Nee, ons los dit vir jou, President (no, we will leave it to you, President), was the likely answer that Botha would have got. Striking a deal with Mandela was like selling your Afrikaner soul to the devil.
The senior warden left the office.
“Are you disappointed that the meeting will not take place today?” asked Pearce Ellison to Mandela.
The ANC man shook his head.
“Do you believe in the Bible, Mr Ellison?” asked Madiba, the clan name of Mandela, by which he was affectionately known.
Pearce nodded, saying that he did.
“Then you will understand that all good things come from the Lord at the right time,” replied Mandela.
“Yes, sir, but time is something the ANC does not have at the moment, with people, notably innocent civilians, being killed on a daily basis by government and ANC operatives,” said Pearce sternly.
“I am aware of that as much as Mr Botha is, but the pressure is on the highest authority in the country to make the first move,” said Mandela, with reference to the government.
Despite Mandela’s words, Lindiwe could sense disappointment in the old man’s eyes. He desperately wanted to make things happen to stop the blood shed. At the moment, due to his prison situation, he was taking decisions without the rubber-stamping of his ANC executive members in Lusaka, and this annoyed many there.

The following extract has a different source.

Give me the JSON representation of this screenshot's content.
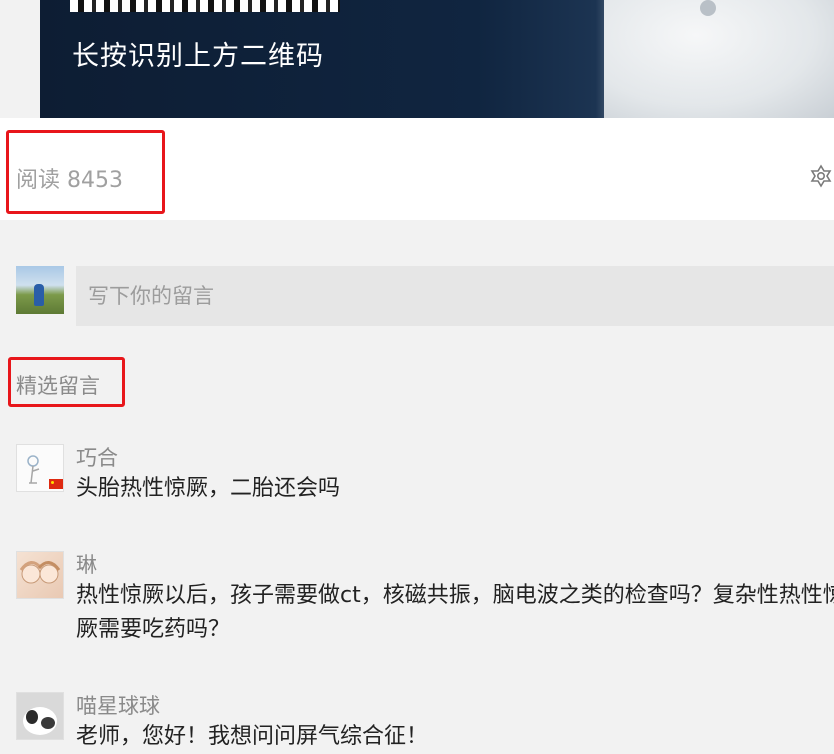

Was Mandela becoming soft? Was the years in prison finally breaking him? Had he cut a side deal with the South African government and set his mind on selling out the ANC?
These were fair questions from liberals who had no access to question Mandela on these matters. However, Nelson Mandela was no sell-out. He was a man of dignity and integrity down to his toes.

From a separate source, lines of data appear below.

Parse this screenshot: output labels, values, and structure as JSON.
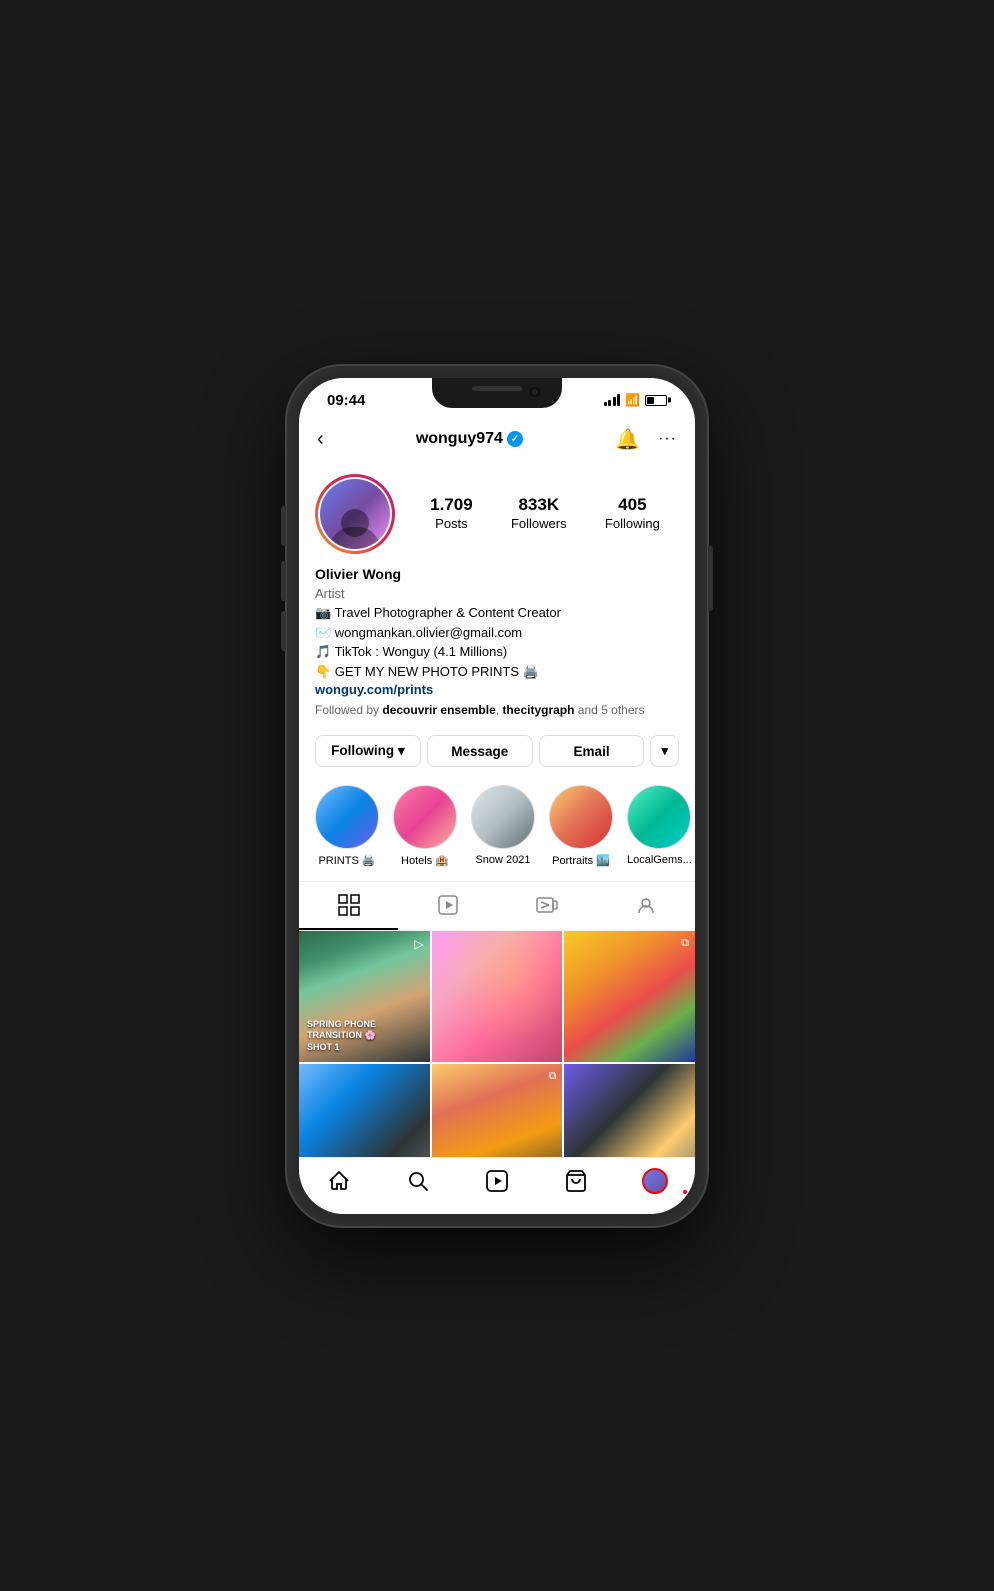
{
  "phone": {
    "status_bar": {
      "time": "09:44"
    },
    "header": {
      "username": "wonguy974",
      "back_label": "‹",
      "bell_label": "🔔",
      "more_label": "···"
    },
    "profile": {
      "name": "Olivier Wong",
      "role": "Artist",
      "bio_lines": [
        "📷 Travel Photographer & Content Creator",
        "✉️ wongmankan.olivier@gmail.com",
        "🎵 TikTok : Wonguy (4.1 Millions)",
        "👇 GET MY NEW PHOTO PRINTS 🖨️"
      ],
      "link": "wonguy.com/prints",
      "followed_by": "Followed by decouvrir ensemble, thecitygraph and 5 others",
      "stats": {
        "posts": {
          "value": "1.709",
          "label": "Posts"
        },
        "followers": {
          "value": "833K",
          "label": "Followers"
        },
        "following": {
          "value": "405",
          "label": "Following"
        }
      }
    },
    "action_buttons": {
      "following": "Following ▾",
      "message": "Message",
      "email": "Email",
      "more": "▾"
    },
    "highlights": [
      {
        "label": "PRINTS 🖨️",
        "class": "hl-1"
      },
      {
        "label": "Hotels 🏨",
        "class": "hl-2"
      },
      {
        "label": "Snow 2021",
        "class": "hl-3"
      },
      {
        "label": "Portraits 🏙️",
        "class": "hl-4"
      },
      {
        "label": "LocalGems...",
        "class": "hl-5"
      }
    ],
    "tabs": [
      {
        "id": "grid",
        "icon": "⊞",
        "active": true
      },
      {
        "id": "reels",
        "icon": "▷"
      },
      {
        "id": "igtv",
        "icon": "⬜▷"
      },
      {
        "id": "tagged",
        "icon": "👤"
      }
    ],
    "grid_photos": [
      {
        "class": "photo-1",
        "overlay_icon": "▷",
        "text": "SPRING PHONE TRANSITION 🌸\nSHOT 1"
      },
      {
        "class": "photo-2",
        "overlay_icon": "",
        "text": ""
      },
      {
        "class": "photo-3",
        "overlay_icon": "⬜",
        "text": ""
      },
      {
        "class": "photo-4",
        "overlay_icon": "",
        "text": ""
      },
      {
        "class": "photo-5",
        "overlay_icon": "⬜",
        "text": ""
      },
      {
        "class": "photo-6",
        "overlay_icon": "",
        "text": ""
      }
    ],
    "bottom_nav": {
      "home": "🏠",
      "search": "🔍",
      "reels": "▷",
      "shop": "🛍️",
      "profile": "avatar"
    }
  }
}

Lindiwe turned the conversation back to the part about Jacob Zuma.
“Mr Mandela, your words in my spirit were warning me about something bad that is going to happen to this country, a few years after you have left this earth,” she tabled.
“You were warning me weren’t you? The wheels of nation building would fall off along the way.”
Clearly, this was reference to Jacob Zuma’s time in office, with his second term eventually ended by a vote of no-confidence by the ANC, who install the President. Reluctantly, and facing several corruption charges, Zuma would step aside as President of South Africa, to be replaced by his Vice President, the more popular Cyril Ramaphosa.
“This beautiful country can overcome any form of odds because of all the people that live in it,” said Mandela with confidence.
“That is if you come out of prison now, sir,” said Pieter.
“The time is right.”
One of the wardens tapped Pieter on the shoulder.
“Sir, your time is up and Mr Mandela needs to return to his prison cell to rest,” remarked the warden.
Clearly, the conversation was getting to upbeat for the conservative-minded warden, who was prepared to die for his country to preserve Afrikaner control.
Pieter, Lindiwe, Pearce and Mark thanked Mandela for his time.
“I can’t wait to see you in a suit and tie, instead of a prison outfit,” smiled Pieter, and the future President grinned.
“Before we go back to the mainland, I think we should walk to the beach,” suggested the Lieutenant.
Out of sight of the prison wardens, he held Lindiwe’s hand firmly. From the far side of the island, all that one could see was open kilometres of sea. Pieter remembered the Rime of the Ancient Mariner from his school days. Water, water, everywhere and not a drop to drink. How true it was, he thought, as he looked out over the ocean. The waters looked so peaceful and the bright sun shone brightly on the water ripples.
Lindiwe began to have flashbacks to her youth. She walked over to a rock and ran her hand over the smooth surface. It was like she had been here before. Whether it was a trance or reality, she did not know, but she identified with the environment. Suddenly, she remembered that her father had been worth her here and had scratched the word ‘Lindiwe’ on the rock in front on her.
Yes, there it was – Lindiwe.
She called Pieter over to the rock. “Darling, can you write my name here?”
Darling, can you write my name here?